Britain on-line for first election on the Internet

Political junkies eager for John Major to name the date of the general election will be relieved to learn that coverage of campaign '97 will kick off in earnest in only three days' time - on the Internet.

On Tuesday, the first of a batch of special election web sites (http://ge97.co.uk) is scheduled to make its debut. The same day, libertarian techies from both sides of the Atlantic will gather in London to discuss the prospect of putting politics on the information superhighway.

The speakers will include Michael Martin, creative director of Online Magic, who forecasts that the coming election will see the emergence of a new political reporting medium and a significant new forum for debate.

The last time Britain went to the polls five years ago, Internet use was still confined to the nation's computer science laboratories.
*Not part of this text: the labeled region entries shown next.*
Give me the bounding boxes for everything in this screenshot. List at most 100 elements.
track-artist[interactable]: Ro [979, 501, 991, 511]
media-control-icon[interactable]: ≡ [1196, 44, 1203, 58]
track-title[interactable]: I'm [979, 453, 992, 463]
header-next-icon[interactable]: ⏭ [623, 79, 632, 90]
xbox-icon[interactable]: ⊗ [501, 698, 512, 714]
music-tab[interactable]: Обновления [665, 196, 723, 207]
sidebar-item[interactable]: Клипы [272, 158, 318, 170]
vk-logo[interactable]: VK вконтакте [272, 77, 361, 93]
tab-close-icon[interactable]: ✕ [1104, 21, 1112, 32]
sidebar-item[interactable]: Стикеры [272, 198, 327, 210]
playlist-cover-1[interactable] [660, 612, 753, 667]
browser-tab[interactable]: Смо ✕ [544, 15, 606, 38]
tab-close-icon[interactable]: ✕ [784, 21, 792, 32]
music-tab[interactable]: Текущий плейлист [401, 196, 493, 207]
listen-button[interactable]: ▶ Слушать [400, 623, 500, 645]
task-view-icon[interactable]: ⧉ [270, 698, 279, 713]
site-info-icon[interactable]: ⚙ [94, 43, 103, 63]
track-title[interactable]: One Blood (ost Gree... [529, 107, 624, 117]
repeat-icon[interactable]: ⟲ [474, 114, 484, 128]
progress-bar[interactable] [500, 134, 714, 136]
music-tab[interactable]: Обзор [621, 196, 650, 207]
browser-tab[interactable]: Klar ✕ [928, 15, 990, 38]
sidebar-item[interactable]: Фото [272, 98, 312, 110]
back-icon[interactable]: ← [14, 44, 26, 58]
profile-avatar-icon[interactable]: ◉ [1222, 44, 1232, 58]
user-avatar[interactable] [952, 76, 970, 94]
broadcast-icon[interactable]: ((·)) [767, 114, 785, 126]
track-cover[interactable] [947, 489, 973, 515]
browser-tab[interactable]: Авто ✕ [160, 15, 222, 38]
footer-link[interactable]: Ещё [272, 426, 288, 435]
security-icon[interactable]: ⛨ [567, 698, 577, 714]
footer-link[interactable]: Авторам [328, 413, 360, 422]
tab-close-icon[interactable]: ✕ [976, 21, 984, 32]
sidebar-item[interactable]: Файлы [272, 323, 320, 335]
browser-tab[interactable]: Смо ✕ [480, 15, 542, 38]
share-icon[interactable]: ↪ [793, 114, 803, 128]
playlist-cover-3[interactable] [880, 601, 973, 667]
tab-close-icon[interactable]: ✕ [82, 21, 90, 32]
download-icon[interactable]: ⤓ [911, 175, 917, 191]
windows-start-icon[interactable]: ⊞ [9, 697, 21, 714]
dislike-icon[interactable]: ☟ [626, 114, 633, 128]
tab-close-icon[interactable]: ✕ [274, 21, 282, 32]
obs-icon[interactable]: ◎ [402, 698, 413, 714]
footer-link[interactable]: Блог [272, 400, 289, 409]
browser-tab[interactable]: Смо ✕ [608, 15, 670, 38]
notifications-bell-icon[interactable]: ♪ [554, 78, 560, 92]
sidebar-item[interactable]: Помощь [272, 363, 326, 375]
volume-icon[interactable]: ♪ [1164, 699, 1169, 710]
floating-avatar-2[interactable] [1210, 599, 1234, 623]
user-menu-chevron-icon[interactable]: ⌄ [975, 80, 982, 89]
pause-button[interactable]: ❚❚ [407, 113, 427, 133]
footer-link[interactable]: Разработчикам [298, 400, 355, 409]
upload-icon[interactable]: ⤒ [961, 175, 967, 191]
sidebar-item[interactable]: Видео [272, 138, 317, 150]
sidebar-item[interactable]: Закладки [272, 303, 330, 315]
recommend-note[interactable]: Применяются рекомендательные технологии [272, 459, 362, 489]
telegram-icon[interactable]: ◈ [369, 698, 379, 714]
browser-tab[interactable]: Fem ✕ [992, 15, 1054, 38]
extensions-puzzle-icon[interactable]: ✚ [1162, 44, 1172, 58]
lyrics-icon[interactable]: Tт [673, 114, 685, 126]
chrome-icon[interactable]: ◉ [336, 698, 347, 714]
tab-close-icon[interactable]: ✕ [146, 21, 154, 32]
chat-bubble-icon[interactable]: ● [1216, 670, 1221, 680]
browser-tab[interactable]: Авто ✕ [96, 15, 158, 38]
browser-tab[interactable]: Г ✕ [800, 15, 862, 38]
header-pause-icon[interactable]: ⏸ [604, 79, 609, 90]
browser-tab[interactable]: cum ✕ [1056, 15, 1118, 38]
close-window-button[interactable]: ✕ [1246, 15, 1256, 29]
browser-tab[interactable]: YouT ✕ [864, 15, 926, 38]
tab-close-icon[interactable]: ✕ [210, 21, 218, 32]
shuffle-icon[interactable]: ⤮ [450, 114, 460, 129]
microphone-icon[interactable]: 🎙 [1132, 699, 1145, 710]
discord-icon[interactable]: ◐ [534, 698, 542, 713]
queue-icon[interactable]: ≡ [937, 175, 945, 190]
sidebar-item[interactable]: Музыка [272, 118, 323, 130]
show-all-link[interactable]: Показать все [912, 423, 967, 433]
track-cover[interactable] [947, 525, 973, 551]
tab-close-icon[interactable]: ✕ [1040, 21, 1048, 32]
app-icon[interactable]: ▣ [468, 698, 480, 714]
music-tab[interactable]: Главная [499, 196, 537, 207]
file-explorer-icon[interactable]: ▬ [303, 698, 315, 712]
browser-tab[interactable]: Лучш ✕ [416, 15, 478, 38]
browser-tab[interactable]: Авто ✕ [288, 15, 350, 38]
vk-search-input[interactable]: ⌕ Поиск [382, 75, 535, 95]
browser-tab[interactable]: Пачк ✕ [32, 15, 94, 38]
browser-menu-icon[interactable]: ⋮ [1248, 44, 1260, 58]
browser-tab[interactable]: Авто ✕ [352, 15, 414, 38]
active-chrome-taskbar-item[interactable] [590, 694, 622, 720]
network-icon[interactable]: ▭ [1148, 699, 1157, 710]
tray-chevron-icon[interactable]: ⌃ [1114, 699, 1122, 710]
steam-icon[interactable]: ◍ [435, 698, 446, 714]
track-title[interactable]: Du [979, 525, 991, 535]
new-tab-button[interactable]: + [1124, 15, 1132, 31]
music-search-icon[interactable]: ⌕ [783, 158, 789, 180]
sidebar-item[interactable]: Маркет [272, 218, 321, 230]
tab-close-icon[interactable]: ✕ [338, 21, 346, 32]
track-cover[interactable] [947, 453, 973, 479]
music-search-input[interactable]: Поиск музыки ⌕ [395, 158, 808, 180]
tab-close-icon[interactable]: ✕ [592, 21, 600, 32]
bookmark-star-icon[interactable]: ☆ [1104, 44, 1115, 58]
Now more than two million people in this country use the Net, a figure which is expected to rise by 50 per cent this year.

"Obviously only a minority of even these people are going to use the new media as their primary source of information in the forthcoming campaign, but the new media's coverage of the election is going to be more than a mere sideline," said Mr Martin.

The first study of Internet use in the recent US presidential election reveals that almost a third of American voters (28 per cent) were online at some point during the course of the1996 presidential campaign.

"Any question of acceptance of the Internet as a source of political information was resolved on election night when so many news-hungry web users were online trying to get election returns that the entire computer network was swamped," said Adam Clayton Powell III, vice-president of the Freedom Forum, who will fly in from Washington for Tuesday's conference.

Democrat and Republican strategists realised the increasing importance of reaching the wired generation some time back. Both parties ploughed significant resources into campaign web sites.

Britain's main political parties have been holding back. Partly this is down to lingering technophobia and a desire to concentrate effort and resources on traditional forms of propaganda such as posters and party political broadcasts. But is it also because the rival parties are wary about prematurely over stretching their election expense accounts.